Modern day Agony Aunts have all the freedom in the world. There used to be an entire structure of editors, copy-editors and research assistants who instituted several layers of carefully vetted checks and balances between an agony aunt’s raw thoughts to the polished response that the readership eventually sees. The internet has democratised the process, an evolution that has proven far more disastrous than beneficial. Today you are more likely to discover that a famous Agony Aunt is just one young adult with an Instagram or Twitter account posting stories and dishing out advice to those who ask for them. Modern ones are at liberty to post whatever they deemed fit, without thoroughly filtering their content.

They easily push out hundreds of posts within days, as opposed to the conventional newspaper and magazine column which are published weekly or monthly. These ways, there is no one to serve as a gatekeeper and ensure that only appropriate posts are published. At such, most gullible readers and followers take whatever is posted hook, line and sinker. They do not bother to ask questions, as long as they continue getting these juicy stories about other people, whether negative or not.

They see the need to keep their audience engaged and resort to fabricating interesting stories just to stay relevant.
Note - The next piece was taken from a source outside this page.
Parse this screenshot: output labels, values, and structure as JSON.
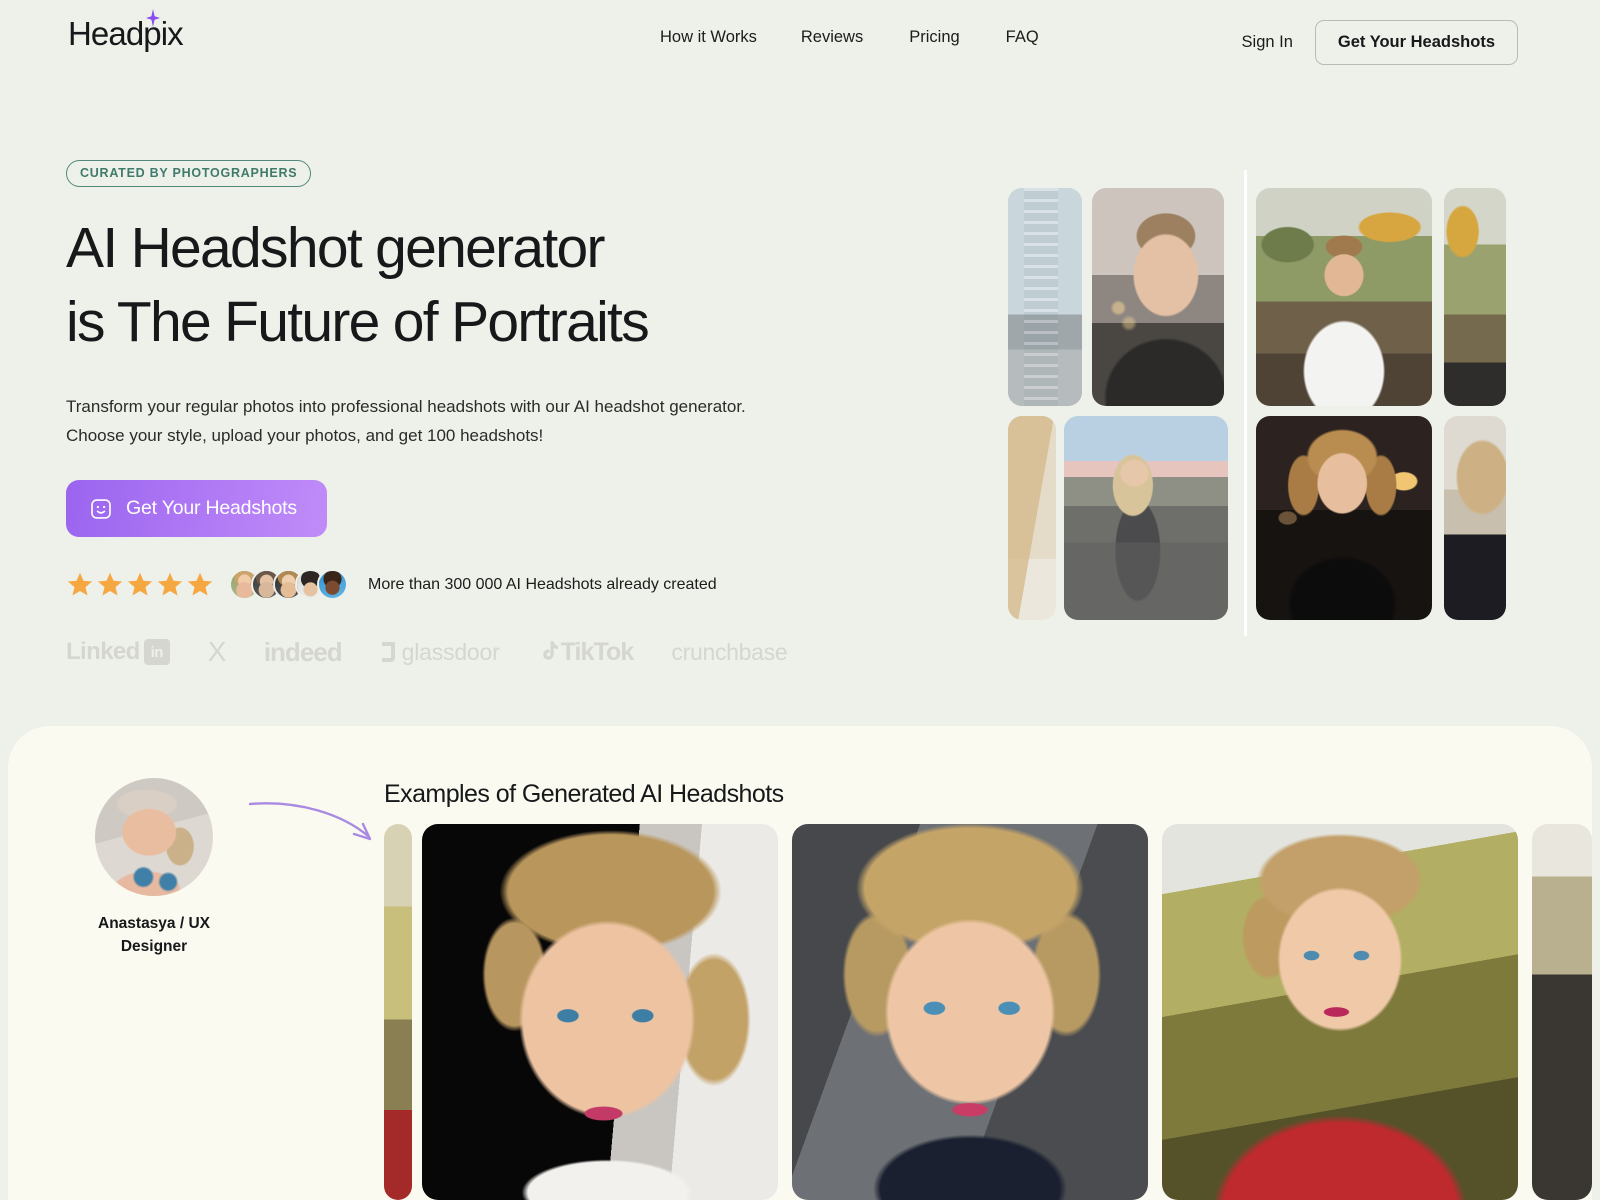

It is not uncommon for many of the current famous agony accounts to face accusations of plagiarism and outright fabrication of the stories they share as sent to them. We dwell on these accusations momentarily, because it feeds into the entertainment cycle and returns our heads to our screens, waiting for our next fix. The few who have learnt to question ridiculous content, find themselves unfollowing these accounts, outdone by the blatant sensationalism.

Even though most believe everything they are served, there are still a few who ask questions and have learnt to sieve online content.